Mutarotation
As mutarotation (from latin mutare , dt, change '.) Is the spontaneous change in the rotation angle of a solution of an optically active substance from time to adhesion of the solution to reach a fixed value. At this point the thermodynamic equilibrium is reached. The cause of the mutarotation can be epimerization or some other asymmetrical transformation.
Mutarotation in carbohydrates
Many carbohydrates are optically active; That is, they rotate linearly polarized light through a rotation angle specific for each structure . If you solve z. B. crystalline D- glucose in water , a continuous change in the angle of rotation is observed in the polarimeter in the freshly prepared solution until a constant value is finally reached. The speed at which equilibrium is established is temperature and pH dependent.
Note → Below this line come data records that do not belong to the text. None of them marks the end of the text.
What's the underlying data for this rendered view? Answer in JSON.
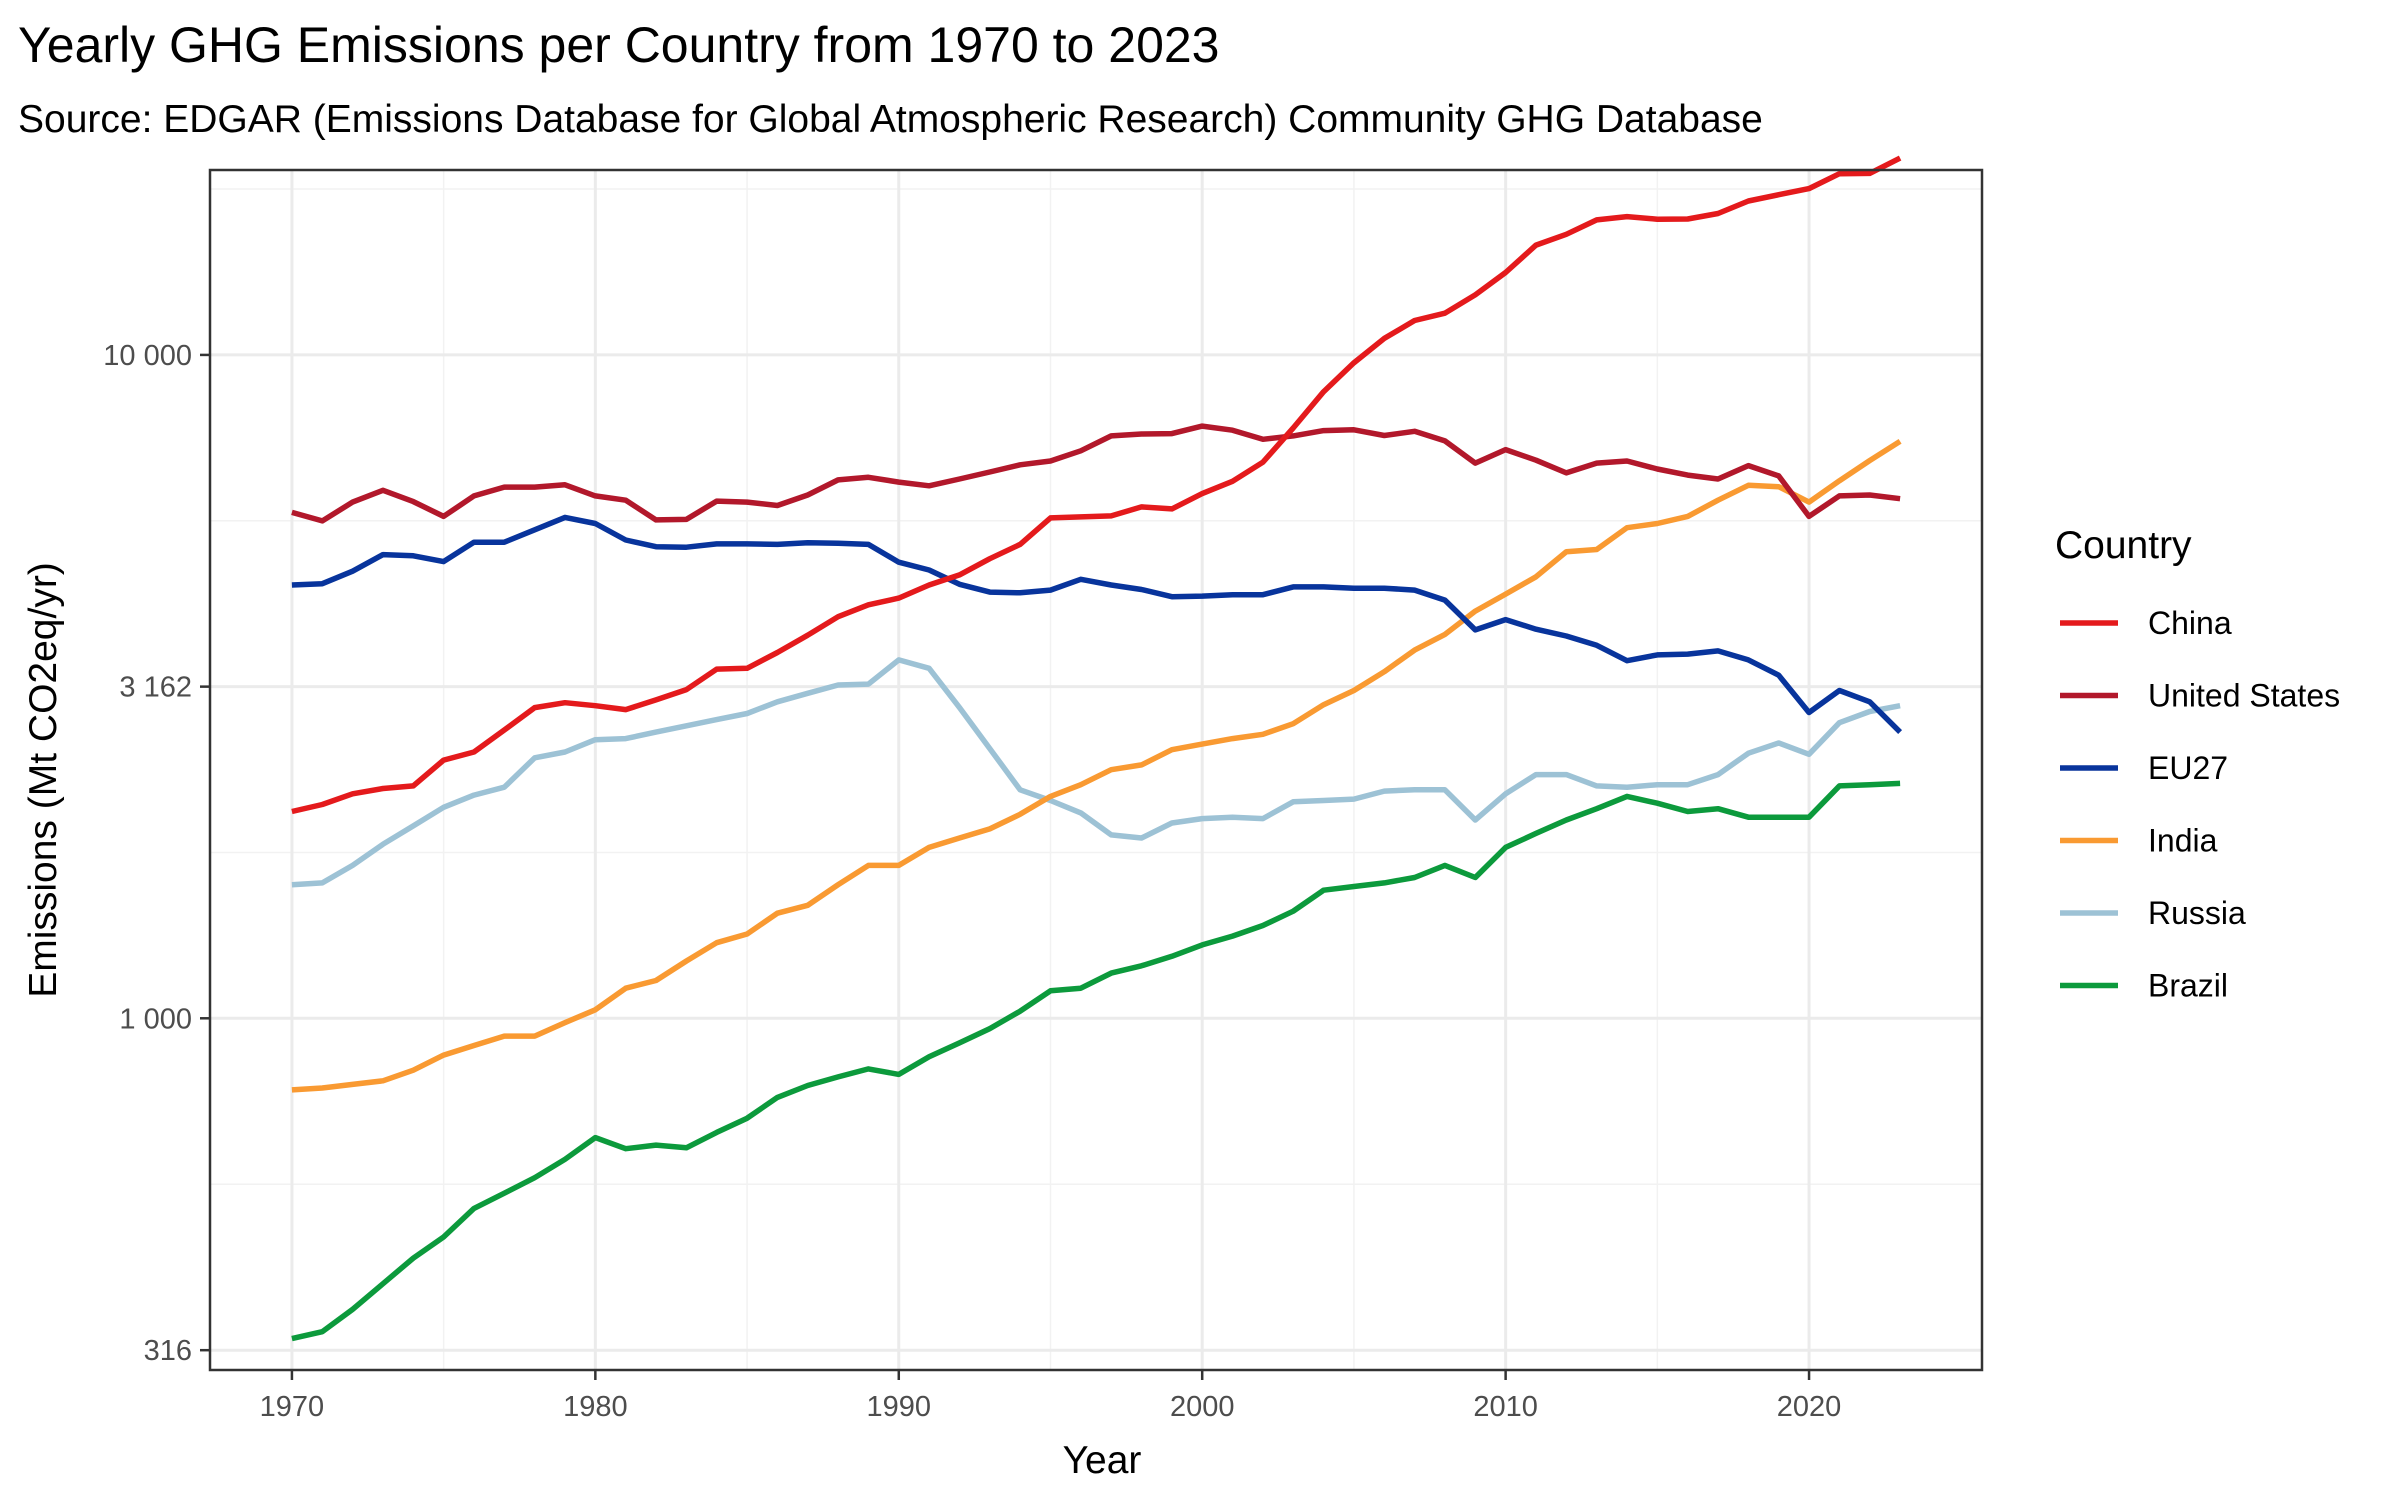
{
  "chart_data": {
    "type": "line",
    "title": "Yearly GHG Emissions per Country from 1970 to 2023",
    "subtitle": "Source: EDGAR (Emissions Database for Global Atmospheric Research) Community GHG Database",
    "xlabel": "Year",
    "ylabel": "Emissions (Mt CO2eq/yr)",
    "y_scale": "log10",
    "xlim": [
      1967.3,
      2025.7
    ],
    "ylim": [
      295,
      19000
    ],
    "x_ticks": [
      1970,
      1980,
      1990,
      2000,
      2010,
      2020
    ],
    "x_tick_labels": [
      "1970",
      "1980",
      "1990",
      "2000",
      "2010",
      "2020"
    ],
    "y_ticks": [
      316,
      1000,
      3162,
      10000
    ],
    "y_tick_labels": [
      "316",
      "1 000",
      "3 162",
      "10 000"
    ],
    "grid": true,
    "legend": {
      "title": "Country",
      "position": "right"
    },
    "x": [
      1970,
      1971,
      1972,
      1973,
      1974,
      1975,
      1976,
      1977,
      1978,
      1979,
      1980,
      1981,
      1982,
      1983,
      1984,
      1985,
      1986,
      1987,
      1988,
      1989,
      1990,
      1991,
      1992,
      1993,
      1994,
      1995,
      1996,
      1997,
      1998,
      1999,
      2000,
      2001,
      2002,
      2003,
      2004,
      2005,
      2006,
      2007,
      2008,
      2009,
      2010,
      2011,
      2012,
      2013,
      2014,
      2015,
      2016,
      2017,
      2018,
      2019,
      2020,
      2021,
      2022,
      2023
    ],
    "series": [
      {
        "name": "China",
        "color": "#e41a1c",
        "values": [
          2050,
          2100,
          2180,
          2220,
          2240,
          2450,
          2520,
          2720,
          2940,
          2990,
          2960,
          2920,
          3020,
          3130,
          3360,
          3370,
          3560,
          3780,
          4030,
          4200,
          4300,
          4500,
          4660,
          4930,
          5180,
          5680,
          5700,
          5720,
          5900,
          5860,
          6180,
          6450,
          6890,
          7760,
          8800,
          9730,
          10590,
          11270,
          11560,
          12320,
          13310,
          14640,
          15200,
          15980,
          16160,
          16020,
          16030,
          16340,
          17060,
          17440,
          17810,
          18760,
          18780,
          19800
        ]
      },
      {
        "name": "United States",
        "color": "#b2182b",
        "values": [
          5790,
          5620,
          6000,
          6250,
          6010,
          5710,
          6130,
          6320,
          6320,
          6370,
          6130,
          6040,
          5640,
          5650,
          6020,
          6000,
          5930,
          6150,
          6480,
          6540,
          6430,
          6350,
          6500,
          6660,
          6830,
          6920,
          7170,
          7550,
          7600,
          7610,
          7810,
          7700,
          7460,
          7550,
          7690,
          7710,
          7560,
          7670,
          7420,
          6870,
          7200,
          6940,
          6640,
          6870,
          6920,
          6730,
          6590,
          6500,
          6810,
          6570,
          5710,
          6130,
          6150,
          6070
        ]
      },
      {
        "name": "EU27",
        "color": "#08349c",
        "values": [
          4500,
          4520,
          4720,
          5000,
          4980,
          4880,
          5220,
          5220,
          5450,
          5690,
          5570,
          5260,
          5140,
          5130,
          5190,
          5190,
          5180,
          5210,
          5200,
          5180,
          4870,
          4740,
          4510,
          4390,
          4380,
          4420,
          4590,
          4500,
          4430,
          4320,
          4330,
          4350,
          4350,
          4470,
          4470,
          4450,
          4450,
          4420,
          4270,
          3850,
          3990,
          3860,
          3770,
          3650,
          3460,
          3530,
          3540,
          3580,
          3470,
          3290,
          2890,
          3120,
          3000,
          2700
        ]
      },
      {
        "name": "India",
        "color": "#f99a32",
        "values": [
          780,
          785,
          795,
          805,
          835,
          880,
          910,
          940,
          940,
          985,
          1030,
          1110,
          1140,
          1220,
          1300,
          1340,
          1440,
          1480,
          1590,
          1700,
          1700,
          1810,
          1870,
          1930,
          2030,
          2160,
          2250,
          2370,
          2410,
          2540,
          2590,
          2640,
          2680,
          2780,
          2970,
          3120,
          3330,
          3590,
          3790,
          4110,
          4360,
          4630,
          5050,
          5090,
          5490,
          5570,
          5710,
          6040,
          6360,
          6330,
          6000,
          6460,
          6930,
          7410
        ]
      },
      {
        "name": "Russia",
        "color": "#9dc2d5",
        "values": [
          1590,
          1600,
          1700,
          1830,
          1950,
          2080,
          2170,
          2230,
          2470,
          2520,
          2630,
          2640,
          2700,
          2760,
          2820,
          2880,
          3000,
          3090,
          3180,
          3190,
          3470,
          3370,
          2940,
          2550,
          2210,
          2130,
          2040,
          1890,
          1870,
          1970,
          2000,
          2010,
          2000,
          2120,
          2130,
          2140,
          2200,
          2210,
          2210,
          1990,
          2180,
          2330,
          2330,
          2240,
          2230,
          2250,
          2250,
          2330,
          2510,
          2600,
          2500,
          2790,
          2900,
          2960
        ]
      },
      {
        "name": "Brazil",
        "color": "#0c9a3c",
        "values": [
          329,
          337,
          364,
          398,
          435,
          468,
          517,
          545,
          575,
          613,
          661,
          636,
          644,
          638,
          673,
          707,
          760,
          792,
          816,
          839,
          823,
          875,
          918,
          965,
          1025,
          1100,
          1110,
          1170,
          1200,
          1240,
          1290,
          1330,
          1380,
          1450,
          1560,
          1580,
          1600,
          1630,
          1700,
          1630,
          1810,
          1900,
          1990,
          2070,
          2160,
          2110,
          2050,
          2070,
          2010,
          2010,
          2010,
          2240,
          2250,
          2260
        ]
      }
    ]
  }
}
The reason for this is that aldopentoses, aldohexoses and longer-chain carbohydrates (sugar molecules with one aldehyde group and five, six or more carbon atoms) in aqueous solution are essentially not open-chain, but rather ring-shaped as a hemiacetal . that is, the aldehyde group bonds with the penultimate hydroxy group . A new center of chirality and two possible isomers (more precisely: diastereomers ), the α or β anomer , which also differ in their optical angle of rotation, are created here. Now the open-chain shape is in a dynamic equilibrium with the ring shape , which is very much on the side of the ring shape. Because the α- or β-shape can arise with every ring formation, these two are also in equilibrium with a very specific constant. Such a chemical transformation, in which the configuration of only one stereogenic center of a diastereomer is changed, is known as epimerization.
For example, glucose is in equilibrium in its open-chain form (0.02% in neutral solution), α-D- glucopyranose and β-D-glucopyranose. A solution of α-D-glucopyranose (angle of rotation + 109 °) thus becomes a mixture with β-D-glucopyranose (angle of rotation + 20 °) through continuous ring cleavage, and the angle of rotation of the solution reaches after some time when equilibrium prevails , the value of + 52 °. Obviously there is no 1: 1 mixture, the epimer ratio α: β is rather 36:64.
Other examples
D - gluconic acid ([α] 20 D = −6.72 °) is in equilibrium with γ-glucono-1,5-lactone ([α] 20 D = + 67.8 °) and δ-glucono-1,6 -lacton before ([α] 20 D = + 63.5 °). In equilibrium, the optical rotation is + 12 °. In this case, equilibrium is established through lactone formation.
Individual evidence
- ^ S. Ebel, HJ Roth (editor): Lexikon der Pharmazie , Georg Thieme Verlag, 1987, ISBN 3-13-672201-9 , p. 450.
- ↑ Albert Gossauer: Structure and reactivity of biomolecules , Verlag Helvetica Chimica Acta, Zurich, 2006, ISBN 978-3-906390-29-1 , pp. 322-324.
- ↑ Reinhard Mattisek, Gabriele Steiner, Markus Fischer: Food Analysis . 4th edition. Springer, Berlin 2010, ISBN 978-3-540-92205-6 , pp. 400-401 .
- ↑ K. Rehorst: On the knowledge of some oxy acids of the sugar group, I .: d-sugar acid and d-glyconic acid . In: Reports of the German Chemical Society (A and B Series) . tape 61 , no. 1 , 1928, pp. 163-171 , doi : 10.1002 / cber.19280610126 .
- ↑ W. Bähr, H. Theobald: Organic Stereochemistry. Springer-Verlag, 1973.